Se revisaron las armas y los pertrechos, los cañones con sus pirámides de piedras y de balas, los arcabuces, las picas, los garfios y ganchos de abordaje, las redes para impedir el abordaje del enemigo, los dardos de fuego inextinguible, los remos y las velas.
Detrás de la avanzada navegarían las naves de Doria, cerca de 54 galeras con sus banderas verdes, luego las 64 azules de la batalla, con Don Juan, después las 30 de Barbarigo, con insignia amarilla y, por último, las 30 de la retaguardia con su insignia blanca. Cuando llegaran a la costa griega se habrían incorporado las que faltaban: serían entonces cerca de 250 galeras con cerca de 80.000 hombres.

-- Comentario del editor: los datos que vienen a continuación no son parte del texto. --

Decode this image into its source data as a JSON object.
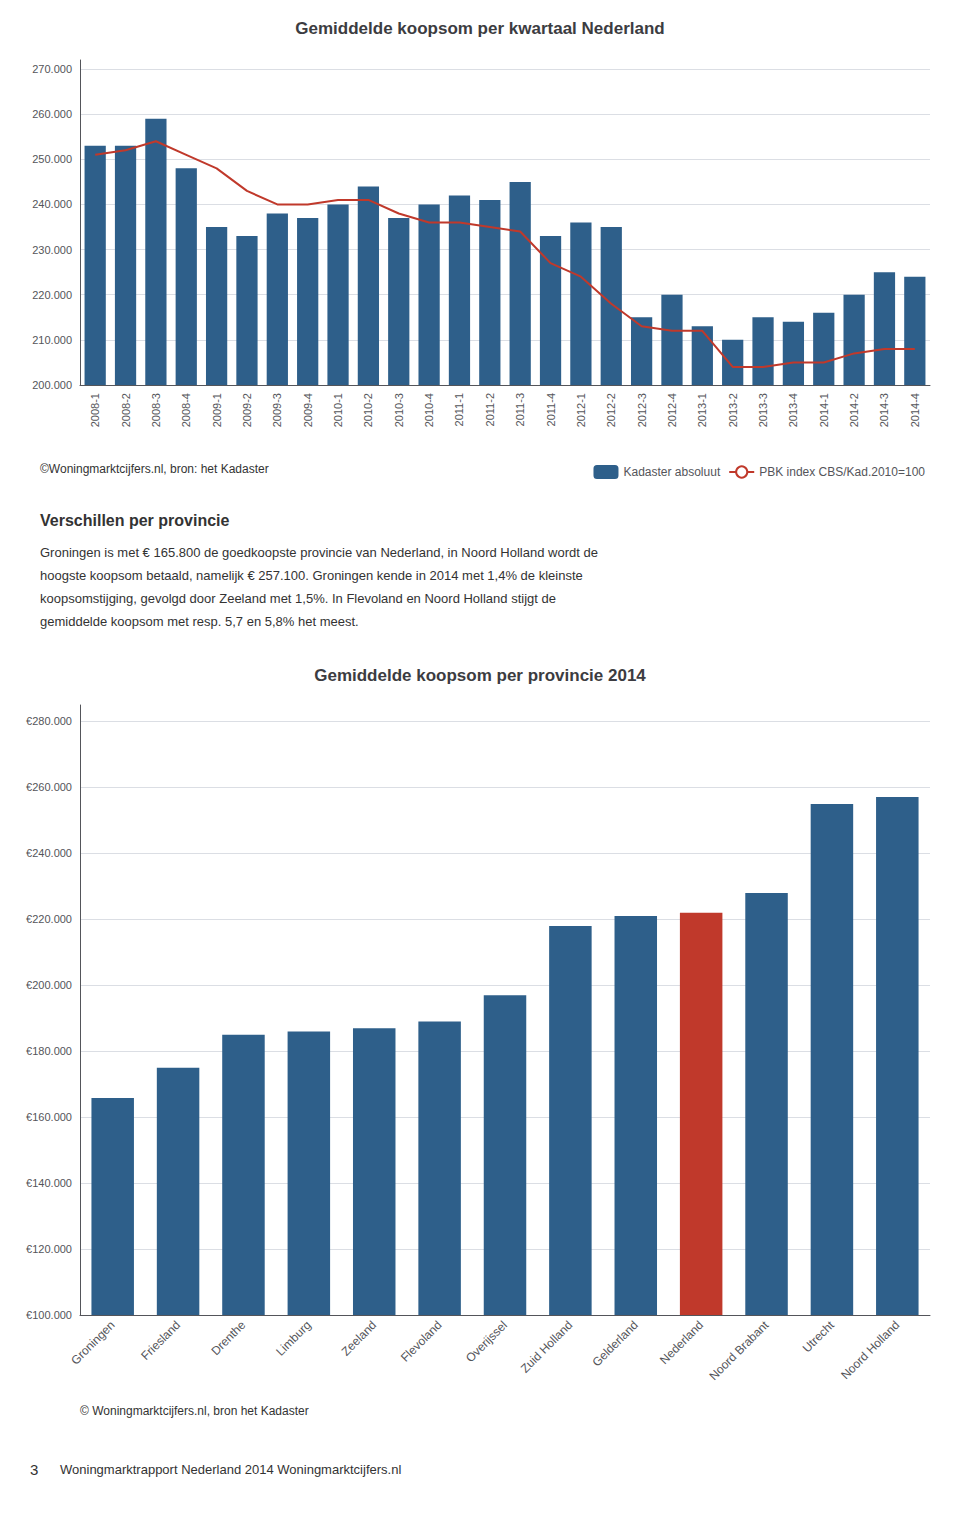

En Messina Don Juan se fue haciendo más ensimismado y secreto. Ni su viejo compañero Farnesio lograba sacarlo de aquella quieta tensión y víspera sin término.
Faltaba poco para la salida cuando una mañana se presentó la tormenta. En el cielo oscuro el viento desgajaba las nubes, caía con furia la lluvia helada y el granizo y las embarcaciones saltaban y se embestían en la rada. Todo el día arreció el temporal.
En sus alojamientos los hombres pasaban las horas muertas hablando de naufragios y desastres, mientras los jefes callaban. Pasó todo el día, el siguiente y el otro, para e empezara a amainar. Para no dar tiempo al desánimo, Don Juan anunció la salida.
La suerte estaba echada.
Estaba subiendo la cuesta de Cuacos a Yuste, en la misma luz inmóvil de aquel día, pero no seguía más adelante. No era hora de buscar consejo, sino de encontrar en si mismo. ¿Era él o no era él?
Se multiplicaron las misas, confesiones e indulgencias plenarias. Con la reliquia de una astilla del leño de la Santa Cruz para Don Juan, el Legado Papal había traído una promesa de vida eterna para cada hombre que cayera.
En la mañana comenzaron a salir de la rada las embarcaciones en el orden establecido. En un saliente de la muralla estaba el Nuncio Odescalchi con sus acólitos, de gran capa pluvial y alta mitra, impartiendo bendiciones. Al paso de cada galera los hombres caían de rodillas mientras los remeros levantaban los remos como en una súplica.
Con frecuencia el cielo se ponía negro. restallaban rayos en el horizonte y lentos y hondos truenos retumbaban. Se buscaba refugio en la costa. Había podido contra los otros argumentos, pero aquel constantemente repetido del mal tiempo volvía con insistencia fatídica. "Tiempo de perros.'~" Retumban los trastos del diablo en el Infierno."
La travesía hacia la costa griega se retrasó. Había quienes querían ir primero a recoger barcos y gente en puertos del Adriático y había quienes, como Veniero. insistían en dirigirse sin más retardo a Corfú. Lo que encontraron al acercarse fueron huellas de depredaciones recientes. Habían asaltado puertos, saqueado iglesias y tomado prisioneros para sus galeras. "Ya los tenemos cerca." Allí se sumó más de la situación de la flota enemiga. Se estaban concentrando a la entrada del Golfo de Corinto, en la estrecha bahía de Lepanto. Debían ser más de 200 galeras. "No van a dar batalla.
Lo que han venido a buscar es un refugio seguro para el invierno." "No será fácil obligarlos a salir." "Saldrán, tendrán que salir." "No es eso lo que me preocupa", decía Don Juan. Lo que le preocupaba era el desorden y la indisciplina de la flota. En las naves de Veniero los españoles y los venecianos promovían continuos pleitos entre si.